Bon Scott, do AC/DC
 

Como acabamos de te contar por aqui, hoje completaram-se 40 anos da morte do lendário Bon Scott.

No dia 19 de Fevereiro de 1980, com apenas 33 anos de idade, o cantor escocês do AC/DC morreu em Londres, dentro de um carro, após uma noitada na casa de shows Music Machine (hoje conhecida como KOKO).

Em um especial para a Consequence of Sound, o escritor Greg Prato passou o último ano entrevistando lendas do Rock e do Metal para reunir depoimentos de amigos, fãs e ex-companheiros de banda do eterno Scott. As citações foram compiladas no livro A Rockin’ Rollin’ Man: Bon Scott Remembered, já à venda no Brasil mas ainda sem tradução.

Por aqui, resolvemos selecionar algumas das principais falas em tributo ao vocalista. Confira abaixo!

Homenagens a Bon Scott

Simon Wright, baterista do AC/DC de 1983 a 1989

Deve ter sido em 78 ou 79. Tinha um programa de rádio na Inglaterra toda sexta-feira, chamado ‘The Friday Rock Show’ — e o DJ era Tommy Vance. E ele tocou ‘Let There Be Rock’. Eu nunca tinha ouvido antes, e eu pensei, ‘Que diabos é isso? Isso é legal — eu quero um pouco disso!’.

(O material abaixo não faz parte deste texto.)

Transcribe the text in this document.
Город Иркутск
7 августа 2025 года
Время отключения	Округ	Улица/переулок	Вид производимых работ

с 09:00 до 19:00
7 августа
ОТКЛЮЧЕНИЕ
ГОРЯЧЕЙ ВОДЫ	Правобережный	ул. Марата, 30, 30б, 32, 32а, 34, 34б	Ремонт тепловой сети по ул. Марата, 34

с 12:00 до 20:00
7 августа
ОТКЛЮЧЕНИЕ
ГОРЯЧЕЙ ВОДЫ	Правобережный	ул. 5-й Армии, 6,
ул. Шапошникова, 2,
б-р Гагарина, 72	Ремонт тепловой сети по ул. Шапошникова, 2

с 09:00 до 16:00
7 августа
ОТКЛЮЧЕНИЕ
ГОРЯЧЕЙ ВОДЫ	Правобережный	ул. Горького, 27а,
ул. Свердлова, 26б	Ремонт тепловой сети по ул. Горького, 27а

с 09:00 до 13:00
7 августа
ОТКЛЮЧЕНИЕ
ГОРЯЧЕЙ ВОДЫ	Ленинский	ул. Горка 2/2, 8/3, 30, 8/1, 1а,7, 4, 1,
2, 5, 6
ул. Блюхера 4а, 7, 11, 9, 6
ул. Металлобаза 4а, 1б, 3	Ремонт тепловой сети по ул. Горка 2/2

E aí eu acho que algumas semanas depois disso, tinha essa nova coisa na televisão, também — ‘Sight and Sound’. Era algo pioneiro, porque você tinha a sua TV, e aí você podia sintonizar um canal no rádio, e fazê-lo sair de seus alto-falantes, mas também da TV — o que era bastante revolucionário na época. Mas eu me lembro de estar sentado lá com meu pai. O Nazareth ia estar lá. Mas de repente, não era o Nazareth — eles tiveram que cancelar por algum motivo. E era o AC/DC. Nós só sentamos lá, impressionados. Foi incrível — nunca tínhamos visto nada como aquilo.

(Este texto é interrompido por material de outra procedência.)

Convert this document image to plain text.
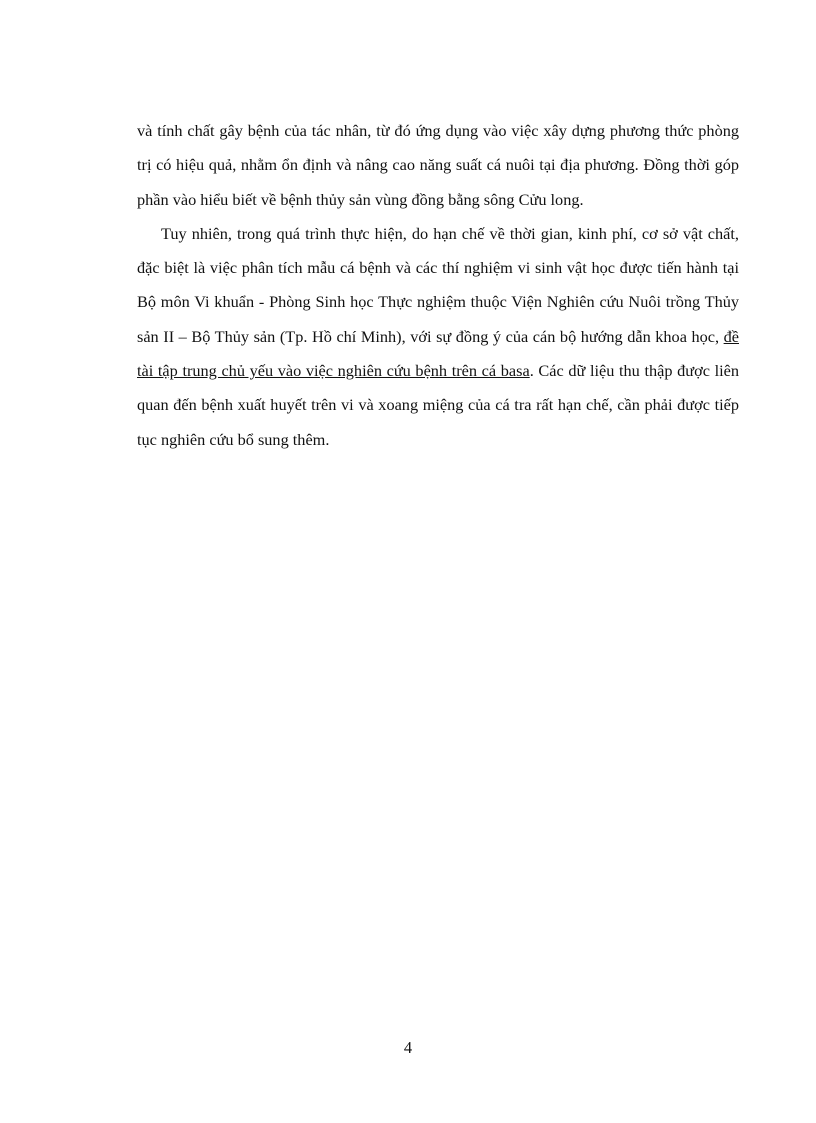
và tính chất gây bệnh của tác nhân, từ đó ứng dụng vào việc xây dựng phương thức phòng trị có hiệu quả, nhằm ổn định và nâng cao năng suất cá nuôi tại địa phương. Đồng thời góp phần vào hiểu biết về bệnh thủy sản vùng đồng bằng sông Cửu long.

Tuy nhiên, trong quá trình thực hiện, do hạn chế về thời gian, kinh phí, cơ sở vật chất, đặc biệt là việc phân tích mẫu cá bệnh và các thí nghiệm vi sinh vật học được tiến hành tại Bộ môn Vi khuẩn - Phòng Sinh học Thực nghiệm thuộc Viện Nghiên cứu Nuôi trồng Thủy sản II – Bộ Thủy sản (Tp. Hồ chí Minh), với sự đồng ý của cán bộ hướng dẫn khoa học, đề tài tập trung chủ yếu vào việc nghiên cứu bệnh trên cá basa. Các dữ liệu thu thập được liên quan đến bệnh xuất huyết trên vi và xoang miệng của cá tra rất hạn chế, cần phải được tiếp tục nghiên cứu bổ sung thêm.

4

K. K. Downing, ex-guitarrista do Judas Priest

Bon era um verdadeiro cavalheiro. Não há dúvidas de que Bon gostava de tomar uma — ele sempre tinha uma garrafa consigo no palco ou qualquer coisa assim. Mas eu posso te dizer isso hoje, quando acordávamos de manhã [quando o Judas Priest abriu para o AC/DC na turnê ‘Highway to Hell’ na Europa em 1979] — fosse em aeroportos ou o que quer que fosse — Bon estaria sempre ali, bem vestido, bem apresentado. Como se ele estivesse saindo à noite.

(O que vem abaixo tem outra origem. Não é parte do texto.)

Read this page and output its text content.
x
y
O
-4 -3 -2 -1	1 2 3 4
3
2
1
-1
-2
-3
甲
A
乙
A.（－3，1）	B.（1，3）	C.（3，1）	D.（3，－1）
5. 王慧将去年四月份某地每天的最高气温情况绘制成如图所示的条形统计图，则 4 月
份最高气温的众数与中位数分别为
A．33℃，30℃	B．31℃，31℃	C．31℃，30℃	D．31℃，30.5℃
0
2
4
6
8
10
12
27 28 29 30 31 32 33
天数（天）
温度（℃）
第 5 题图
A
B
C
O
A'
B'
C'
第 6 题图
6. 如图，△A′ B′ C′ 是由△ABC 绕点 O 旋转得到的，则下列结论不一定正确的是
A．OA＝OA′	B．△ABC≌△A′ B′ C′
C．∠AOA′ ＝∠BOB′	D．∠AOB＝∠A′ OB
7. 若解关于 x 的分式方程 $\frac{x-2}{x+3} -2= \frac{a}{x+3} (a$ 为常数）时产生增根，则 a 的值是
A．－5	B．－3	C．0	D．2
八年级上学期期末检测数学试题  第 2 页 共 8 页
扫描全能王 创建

Phil Anselmo, ex-vocalista do Pantera

É o som da sua voz cara, sem dúvidas. Eu nem sei como chamar — é quase como uma fala arrastada australiana. Ele tinha a pronúncia e a atitude. Atitude é uma coisa grande, com certeza. Acho que quando você pensa em rock n’ roll de chutar bundas, é difícil vencer o AC/DC.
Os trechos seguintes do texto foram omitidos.